EDITORIAL - Culture of brutality

The Philippine Star
EDITORIAL - Culture of brutality

Cadets have been dismissed and several have faced criminal indictments in recent years for hazing deaths at the Philippine National Police Academy. Yet such punishments have not completely eradicated the culture of brutality that seems to have taken root in the PNPA.

The latest victim is Cadet 3rd Class George Carl Magsayo, who collapsed in a dormitory room on Sept. 23 allegedly after receiving a beating from an upperclassman, Cadet 2nd Class Steven Ceasar Maingat, ostensibly as punishment for a minor infraction. Magsayo was rushed to a hospital where he was pronounced dead.

Maingat is in the custody of the local police in Silang, Cavite, and is expected to face criminal charges today. This is according to Philippine National Police chief Guillermo Eleazar, who has ordered a thorough probe into the case. Eleazar has stressed that brutality does not mold character, especially for those training to be leaders of the PNP, the Bureau of Jail Management and Penology and the Bureau of Fire Protection.

Whether that message will ever sink in remains to be seen. Even as the pandemic raged last year, two batch mates of Magsayo in the PNPA Class of 2024 also died following beatings at the academy. In 2018, a video reportedly taken in February 2017 surfaced, showing the hazing of cadets by upperclassmen, who used sticks and paddles to hit soles, palms, arms and thighs.

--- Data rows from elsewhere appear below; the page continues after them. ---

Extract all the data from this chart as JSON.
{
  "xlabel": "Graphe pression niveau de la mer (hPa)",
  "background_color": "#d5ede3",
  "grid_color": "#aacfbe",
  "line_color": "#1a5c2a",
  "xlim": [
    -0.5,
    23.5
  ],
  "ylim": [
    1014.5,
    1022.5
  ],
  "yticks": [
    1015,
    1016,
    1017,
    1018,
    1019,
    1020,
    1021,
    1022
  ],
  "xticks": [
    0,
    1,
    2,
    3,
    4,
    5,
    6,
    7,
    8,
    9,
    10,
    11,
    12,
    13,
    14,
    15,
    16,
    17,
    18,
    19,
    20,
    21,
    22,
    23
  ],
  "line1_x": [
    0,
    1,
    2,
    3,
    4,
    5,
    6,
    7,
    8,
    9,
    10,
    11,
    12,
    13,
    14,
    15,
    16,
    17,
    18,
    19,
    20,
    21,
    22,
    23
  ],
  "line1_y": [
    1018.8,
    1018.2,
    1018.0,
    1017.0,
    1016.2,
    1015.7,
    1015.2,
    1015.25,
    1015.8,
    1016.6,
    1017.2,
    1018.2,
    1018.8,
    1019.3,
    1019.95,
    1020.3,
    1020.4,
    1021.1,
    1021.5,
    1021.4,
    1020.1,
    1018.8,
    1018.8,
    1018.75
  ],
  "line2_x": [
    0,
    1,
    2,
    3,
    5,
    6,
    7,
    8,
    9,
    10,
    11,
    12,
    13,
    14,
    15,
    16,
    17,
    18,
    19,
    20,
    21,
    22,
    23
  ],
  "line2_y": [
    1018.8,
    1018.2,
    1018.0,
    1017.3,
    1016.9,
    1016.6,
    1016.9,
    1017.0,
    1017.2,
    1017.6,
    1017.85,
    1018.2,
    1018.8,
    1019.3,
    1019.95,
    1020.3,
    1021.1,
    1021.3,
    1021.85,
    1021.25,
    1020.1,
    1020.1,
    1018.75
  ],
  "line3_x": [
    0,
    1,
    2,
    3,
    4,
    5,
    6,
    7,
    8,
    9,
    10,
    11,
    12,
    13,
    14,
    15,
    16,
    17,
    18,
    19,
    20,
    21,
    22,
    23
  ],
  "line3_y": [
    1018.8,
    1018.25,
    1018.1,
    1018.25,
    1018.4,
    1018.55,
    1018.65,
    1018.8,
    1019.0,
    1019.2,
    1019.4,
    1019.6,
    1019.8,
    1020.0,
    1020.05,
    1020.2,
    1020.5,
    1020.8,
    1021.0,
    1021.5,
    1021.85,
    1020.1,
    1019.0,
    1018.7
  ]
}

President Duterte’s first PNP chief, Sen. Ronald dela Rosa, whose son Rock was a PNPA cadet, even defended hazing rites, saying it was part of a culture that toughened him up in his days as a cadet at the Philippine Military Academy. The statement was not surprising, coming from one of the architects and chief implementer of Oplan Tokhang and the bloody war on drugs, now being investigated by the International Criminal Court.

The lethal violence employed in the drug war, strongly defended by President Duterte himself, has to be among the biggest reasons for the persistence of brutality in the PNPA. Such future officers are likely to carry over the violent mindset to their work, once they are accepted into the PNP.